There was no involvement of patients or the public in the development of the research questions or the study methods. The research findings will be shared through open access publications and in dissemination meetings with local stakeholders, healthcare providers and communities.

Discussion

This project is important because of its holistic approach, which considers associations between different genital tract infections, their quantity and the vaginal microbiota on earlier gestational age at birth. Many studies in this field have focused on only one or two microorganisms and few studies involve women in sub-Saharan Africa. Strengths of this study include the study setting, where the prevalence of both genital tract infections and adverse pregnancy outcomes is high, the use of ultrasound scans at enrolment for accurate assessment of gestational age and the use of state-of-the-art molecular diagnostic tests and 16S rRNA sequencing. The residual DNA from samples collected in this study will be available for future studies, including joint analyses with other studies of the influence of vaginal microbiota on adverse pregnancy outcomes.

There are limitations to the study design. First, this study involves participants from one clinic, which might limit the generalisability of the findings. Second, using gestational age at delivery as a continuous outcome instead of preterm birth as a dichotomous outcome might limit comparability with other studies. We will, however, examine the binary outcome preterm birth in secondary analyses. Third, the vaginal samples are taken in a fixed sequence at each visit, which might reduce the microorganism load of later samples. Fourth, the development of the vaginal inflammation index will use information about the inflammatory potential of microorganisms,49 rather than direct concentrations of inflammatory markers.

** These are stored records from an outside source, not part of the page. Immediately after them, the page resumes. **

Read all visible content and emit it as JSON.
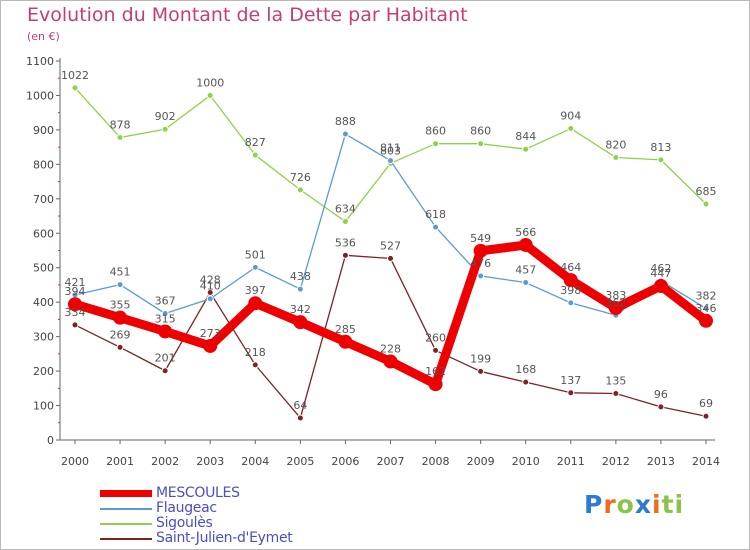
{
  "title": "Evolution du Montant de la Dette par Habitant",
  "subtitle": "(en €)",
  "logo": {
    "text": "Proxiti",
    "letters": [
      {
        "ch": "P",
        "color": "#2b7bd0"
      },
      {
        "ch": "r",
        "color": "#ef6c1a"
      },
      {
        "ch": "o",
        "color": "#8bc34a"
      },
      {
        "ch": "x",
        "color": "#2b7bd0"
      },
      {
        "ch": "i",
        "color": "#ef6c1a"
      },
      {
        "ch": "t",
        "color": "#8bc34a"
      },
      {
        "ch": "i",
        "color": "#8bc34a"
      }
    ]
  },
  "chart_data": {
    "type": "line",
    "title": "Evolution du Montant de la Dette par Habitant",
    "subtitle": "(en €)",
    "xlabel": "",
    "ylabel": "",
    "x": [
      "2000",
      "2001",
      "2002",
      "2003",
      "2004",
      "2005",
      "2006",
      "2007",
      "2008",
      "2009",
      "2010",
      "2011",
      "2012",
      "2013",
      "2014"
    ],
    "ylim": [
      0,
      1100
    ],
    "yticks": [
      0,
      100,
      200,
      300,
      400,
      500,
      600,
      700,
      800,
      900,
      1000,
      1100
    ],
    "grid": false,
    "legend_position": "bottom-left",
    "series": [
      {
        "name": "MESCOULES",
        "color": "#ee0000",
        "values": [
          394,
          355,
          315,
          273,
          397,
          342,
          285,
          228,
          162,
          549,
          566,
          464,
          383,
          447,
          346
        ]
      },
      {
        "name": "Flaugeac",
        "color": "#5a9bd4",
        "values": [
          421,
          451,
          367,
          410,
          501,
          438,
          888,
          811,
          618,
          476,
          457,
          398,
          362,
          462,
          382
        ]
      },
      {
        "name": "Sigoulès",
        "color": "#8fd24a",
        "values": [
          1022,
          878,
          902,
          1000,
          827,
          726,
          634,
          803,
          860,
          860,
          844,
          904,
          820,
          813,
          685
        ]
      },
      {
        "name": "Saint-Julien-d'Eymet",
        "color": "#7a2424",
        "values": [
          334,
          269,
          201,
          428,
          218,
          64,
          536,
          527,
          260,
          199,
          168,
          137,
          135,
          96,
          69
        ]
      }
    ]
  }
}
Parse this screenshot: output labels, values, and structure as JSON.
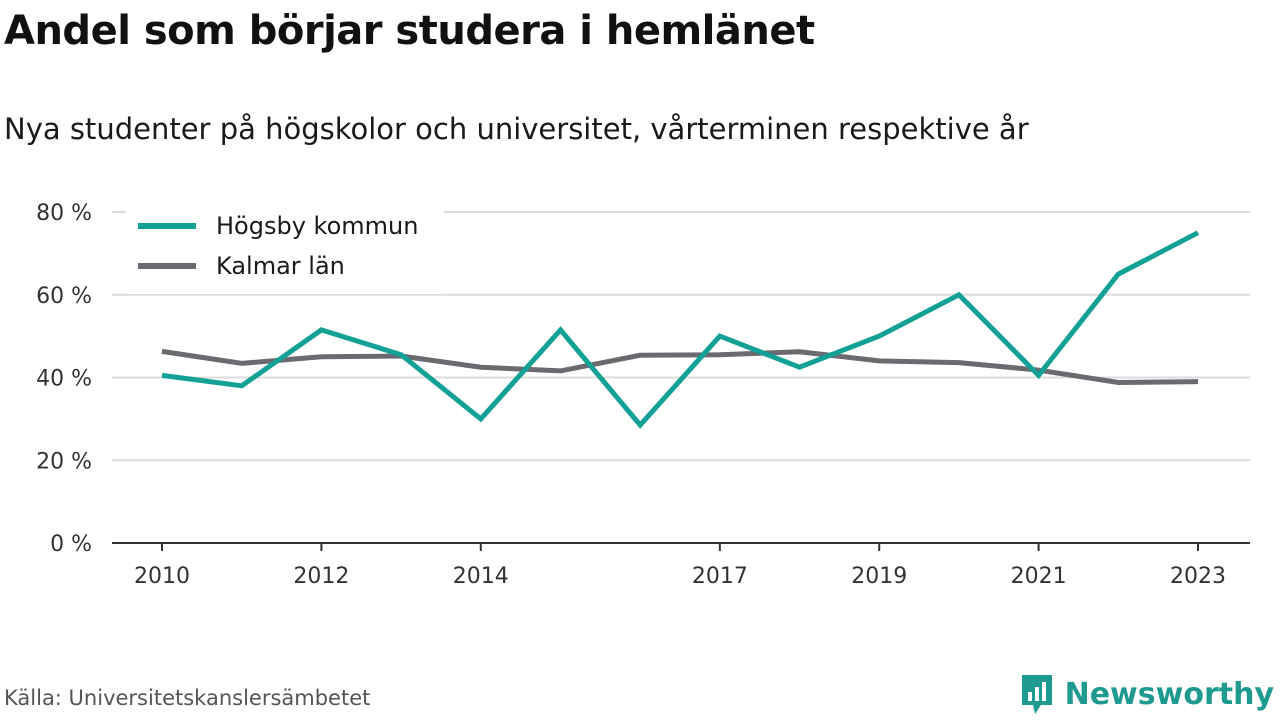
{
  "title": "Andel som börjar studera i hemlänet",
  "subtitle": "Nya studenter på högskolor och universitet, vårterminen respektive år",
  "source": "Källa: Universitetskanslersämbetet",
  "brand": {
    "name": "Newsworthy",
    "icon": "newsworthy-logo-icon",
    "color": "#1f9a90"
  },
  "chart_data": {
    "type": "line",
    "x": [
      2010,
      2011,
      2012,
      2013,
      2014,
      2015,
      2016,
      2017,
      2018,
      2019,
      2020,
      2021,
      2022,
      2023
    ],
    "x_ticks": [
      "2010",
      "2012",
      "2014",
      "2017",
      "2019",
      "2021",
      "2023"
    ],
    "y_ticks": [
      "0 %",
      "20 %",
      "40 %",
      "60 %",
      "80 %"
    ],
    "ylim": [
      0,
      80
    ],
    "grid": true,
    "legend_position": "top-left",
    "series": [
      {
        "name": "Högsby kommun",
        "color": "#13a196",
        "values": [
          40.5,
          38,
          51.5,
          45.5,
          30,
          51.5,
          28.5,
          50,
          42.5,
          50,
          60,
          40.5,
          65,
          75
        ]
      },
      {
        "name": "Kalmar län",
        "color": "#6b6a70",
        "values": [
          46.3,
          43.4,
          45,
          45.2,
          42.5,
          41.6,
          45.4,
          45.5,
          46.2,
          44,
          43.6,
          41.8,
          38.8,
          39
        ]
      }
    ]
  }
}
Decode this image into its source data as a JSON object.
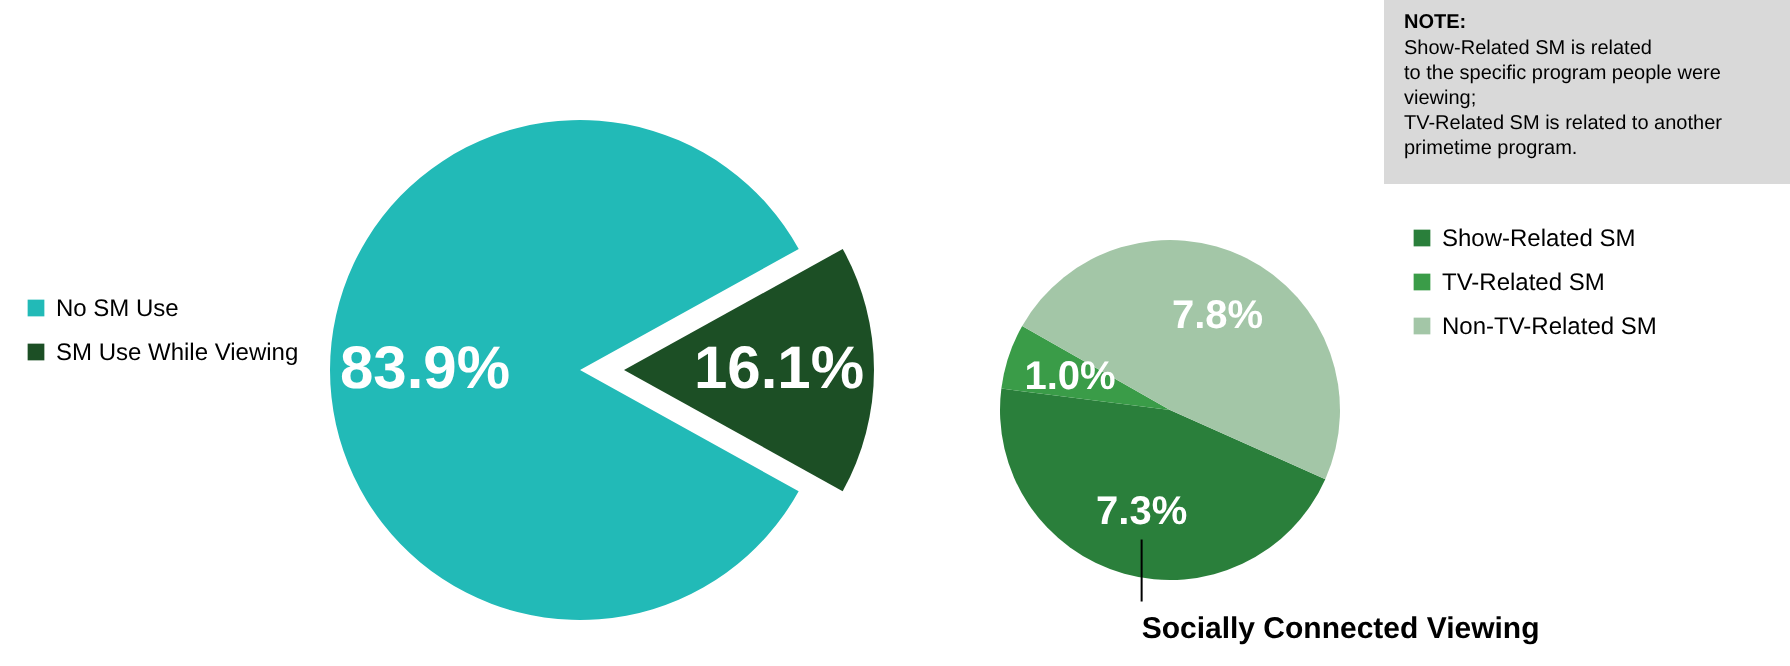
{
  "chart_data": [
    {
      "type": "pie",
      "categories": [
        "No SM Use",
        "SM Use While Viewing"
      ],
      "values": [
        83.9,
        16.1
      ],
      "colors": [
        "#22bab7",
        "#1c4f25"
      ],
      "value_labels": [
        "83.9%",
        "16.1%"
      ],
      "legend": "left"
    },
    {
      "type": "pie",
      "categories": [
        "Show-Related SM",
        "TV-Related SM",
        "Non-TV-Related SM"
      ],
      "values": [
        7.3,
        1.0,
        7.8
      ],
      "colors": [
        "#2a7f3b",
        "#3a9c48",
        "#a3c6a7"
      ],
      "value_labels": [
        "7.3%",
        "1.0%",
        "7.8%"
      ],
      "legend": "right",
      "annotations": [
        "NOTE:\nShow-Related SM is related\nto the specific program people were\nviewing;\nTV-Related SM is related to another\nprimetime program.",
        {
          "text": "Socially Connected Viewing",
          "x": "Show-Related SM"
        }
      ]
    }
  ]
}
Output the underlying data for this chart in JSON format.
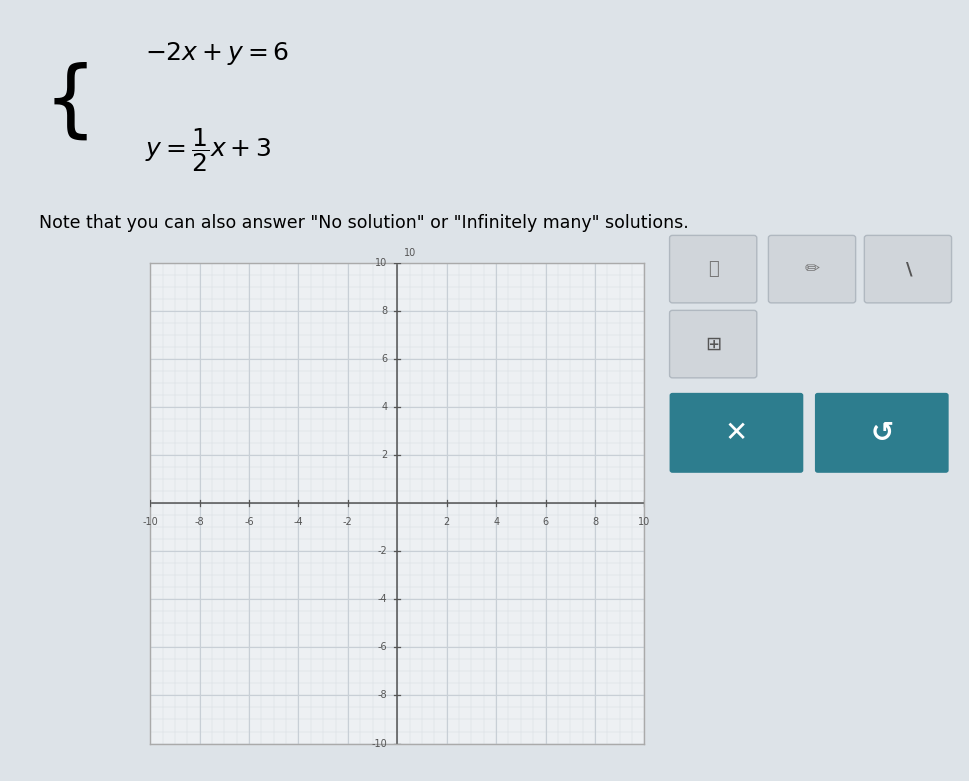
{
  "background_color": "#dde3e8",
  "graph_bg_color": "#edf0f3",
  "graph_border_color": "#aaaaaa",
  "note_text": "Note that you can also answer \"No solution\" or \"Infinitely many\" solutions.",
  "x_min": -10,
  "x_max": 10,
  "y_min": -10,
  "y_max": 10,
  "x_ticks": [
    -10,
    -8,
    -6,
    -4,
    -2,
    2,
    4,
    6,
    8,
    10
  ],
  "y_ticks": [
    -10,
    -8,
    -6,
    -4,
    -2,
    2,
    4,
    6,
    8,
    10
  ],
  "grid_major_color": "#c8cfd6",
  "grid_minor_color": "#d8dde2",
  "axis_color": "#555555",
  "tick_label_color": "#555555",
  "tick_label_fontsize": 7,
  "button_teal_color": "#2d7d8e",
  "button_gray_color": "#d0d5da",
  "panel_bg": "#e8edf2",
  "panel_border": "#c0c8d0"
}
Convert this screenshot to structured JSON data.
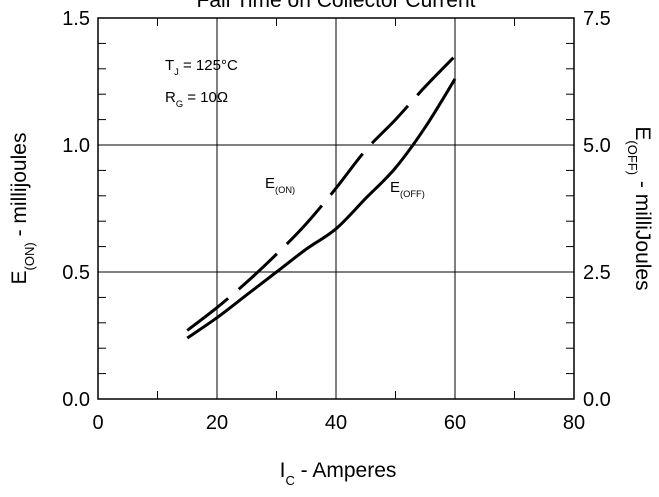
{
  "chart_data": {
    "type": "line",
    "title": "Fall Time on Collector Current",
    "xlabel": {
      "main": "I",
      "sub": "C",
      "rest": " - Amperes"
    },
    "ylabel_left": {
      "main": "E",
      "sub": "(ON)",
      "rest": " - millijoules"
    },
    "ylabel_right": {
      "main": "E",
      "sub": "(OFF)",
      "rest": " - milliJoules"
    },
    "xlim": [
      0,
      80
    ],
    "ylim_left": [
      0,
      1.5
    ],
    "ylim_right": [
      0,
      7.5
    ],
    "x_ticks": [
      0,
      20,
      40,
      60,
      80
    ],
    "x_tick_labels": [
      "0",
      "20",
      "40",
      "60",
      "80"
    ],
    "y_left_ticks": [
      0,
      0.5,
      1.0,
      1.5
    ],
    "y_left_tick_labels": [
      "0.0",
      "0.5",
      "1.0",
      "1.5"
    ],
    "y_right_ticks": [
      0,
      2.5,
      5.0,
      7.5
    ],
    "y_right_tick_labels": [
      "0.0",
      "2.5",
      "5.0",
      "7.5"
    ],
    "grid": true,
    "conditions": [
      {
        "main": "T",
        "sub": "J",
        "rest": " = 125°C"
      },
      {
        "main": "R",
        "sub": "G",
        "rest": " = 10Ω"
      }
    ],
    "series": [
      {
        "name": "E(ON)",
        "label": {
          "main": "E",
          "sub": "(ON)"
        },
        "axis": "left",
        "style": "dashed",
        "x": [
          15,
          20,
          25,
          30,
          35,
          40,
          45,
          50,
          55,
          60
        ],
        "y": [
          0.27,
          0.36,
          0.46,
          0.57,
          0.69,
          0.83,
          0.98,
          1.1,
          1.23,
          1.35
        ]
      },
      {
        "name": "E(OFF)",
        "label": {
          "main": "E",
          "sub": "(OFF)"
        },
        "axis": "right",
        "style": "solid",
        "x": [
          15,
          20,
          25,
          30,
          35,
          40,
          45,
          50,
          55,
          60
        ],
        "y": [
          1.2,
          1.6,
          2.05,
          2.5,
          2.95,
          3.35,
          3.95,
          4.55,
          5.35,
          6.3
        ]
      }
    ]
  }
}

This study has the potential to generate new evidence about the role of different microorganisms in earlier gestational age at birth through analyses of the presence and quantity of individual and combinations of microorganisms, relative abundance of bacterial genera and microbiota on gestational age at birth. This study will generate new hypotheses, which can be investigated in future studies.

Ethics and dissemination

This protocol and the informed consent forms are approved by the University of Cape Town Research Ethics Committee (reference: 676/2019), which includes activities at the University of Southern California, University of Alabama at Birmingham and Louisiana State University. Authorisation to analyse deidentified data at the University of Bern has been granted by the Canton of Bern Ethics Committee (reference: 2021-01209). Results from this study will be submitted to regional and international conferences and to open access peer-reviewed journals and preprint servers.

Data statement

The research team will prepare datasets used in analyses, in accordance with data sharing requirements of open access journals in which manuscripts are published and in compliance with local Protection of Personal Information Act requirements. These data files will be archived with codebooks as .csv documents or R datasets and stored in REDCap. The final data files will not contain any personal identifying information of participants.